In fact, since the end of the 1900s, there has been some confusion about how we should say the number of each year. Most people have been saying ‘two thousand and one; two thousand and two’. But in two thousand and three, BBC Breakfast told us that a company was expected to be in profit by ‘two thousand seven’. This shortening will be widely regarded as American usage, unrelated to normal spoken English in the UK, and will be disliked. My personal view is that the ‘two thousand and …’ form will give way to ‘twenty …’. This is partly because the novelty of the year two thousand is wearing off, but mainly because it is one syllable shorter and faster to say ‘the London Olympics in twenty-twelve’ rather than ‘two thousand and twelve’. This form has emerged in the past. The Battle of Waterloo was in ‘eighteen-fifteen’. And more pertinently, the Battle of Hastings was in ‘ten-sixty-six’, not ‘one thousand and sixty-six’. As they say in so many pieces to camera, only time will tell.

American pronunciation

In broadcasting, unlike print, differences in pronunciation are just as noticeable as differences in vocabulary or grammar. For example, English retains a tendency to stress the first syllable of the word, which dates back to Anglo-Saxon roots. The epic poem Beowulf (part of the oral tradition of story-telling, which broadcasters might like to bear in mind) has strong stresses at the beginning of each word and phrase, and the rhymes in each line are ‘front-rhymes’ or alliterations, which pre-date the French tendency to stress the end of the word, with rhymes at the end of each poetic line. So the traditional English pronunciation of ‘harass’ and ‘harassment’ puts the stress on the first syllable. But these traditions are not cast in stone, and pronunciations are changing all the time. As suggested earlier, good broadcasters are aware of these shifts, and try to judge what will not upset any significant section of their audience.

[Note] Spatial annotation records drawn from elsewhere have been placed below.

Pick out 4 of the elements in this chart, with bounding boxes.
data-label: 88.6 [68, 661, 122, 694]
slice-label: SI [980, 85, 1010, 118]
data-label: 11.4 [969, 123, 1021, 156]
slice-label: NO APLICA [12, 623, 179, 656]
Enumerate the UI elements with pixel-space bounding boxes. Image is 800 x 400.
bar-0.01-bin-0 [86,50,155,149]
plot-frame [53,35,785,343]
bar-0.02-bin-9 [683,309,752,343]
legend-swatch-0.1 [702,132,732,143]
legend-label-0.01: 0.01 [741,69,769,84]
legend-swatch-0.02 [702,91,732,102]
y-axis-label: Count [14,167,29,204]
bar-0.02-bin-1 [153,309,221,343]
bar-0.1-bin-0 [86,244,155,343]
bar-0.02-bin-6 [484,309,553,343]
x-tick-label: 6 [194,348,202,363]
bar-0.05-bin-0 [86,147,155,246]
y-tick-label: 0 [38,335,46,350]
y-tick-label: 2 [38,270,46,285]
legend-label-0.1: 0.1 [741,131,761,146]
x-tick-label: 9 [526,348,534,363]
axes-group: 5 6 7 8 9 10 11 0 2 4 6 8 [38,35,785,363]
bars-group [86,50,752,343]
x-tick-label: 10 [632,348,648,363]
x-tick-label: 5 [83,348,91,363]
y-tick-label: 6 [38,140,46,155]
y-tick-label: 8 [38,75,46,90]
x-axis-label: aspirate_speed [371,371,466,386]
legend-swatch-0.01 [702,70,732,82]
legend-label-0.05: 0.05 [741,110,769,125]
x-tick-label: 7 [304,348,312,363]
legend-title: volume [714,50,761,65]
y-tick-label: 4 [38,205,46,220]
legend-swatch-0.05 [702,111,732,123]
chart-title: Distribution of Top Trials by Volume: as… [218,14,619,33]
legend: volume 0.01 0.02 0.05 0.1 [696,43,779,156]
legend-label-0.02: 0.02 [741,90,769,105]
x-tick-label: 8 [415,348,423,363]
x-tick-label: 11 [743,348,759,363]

A classic example of a changing pronunciation is ‘schedule’ as ‘skedule’. Very many young people now say it this way. This American pronunciation will take over eventually because it is slightly easier to say, and because the only other common word in the language which begins with ‘sch’ is school. So the new pronunciation of ‘skedule’ seems to be falling into line. But ‘skedule’ hasn’t taken over yet, and is disliked by many people. I urge younger news presenters and reporters to stick to saying ‘shedule’, which is widely regarded as correct English.

In 1906, the brothers H.W. and F.G. Fowler wrote in their authoritative book The King’s English as follows: ‘The English and the American language and literature are both good things; but they are better apart than mixed.’ A century later, few news editors would disagree.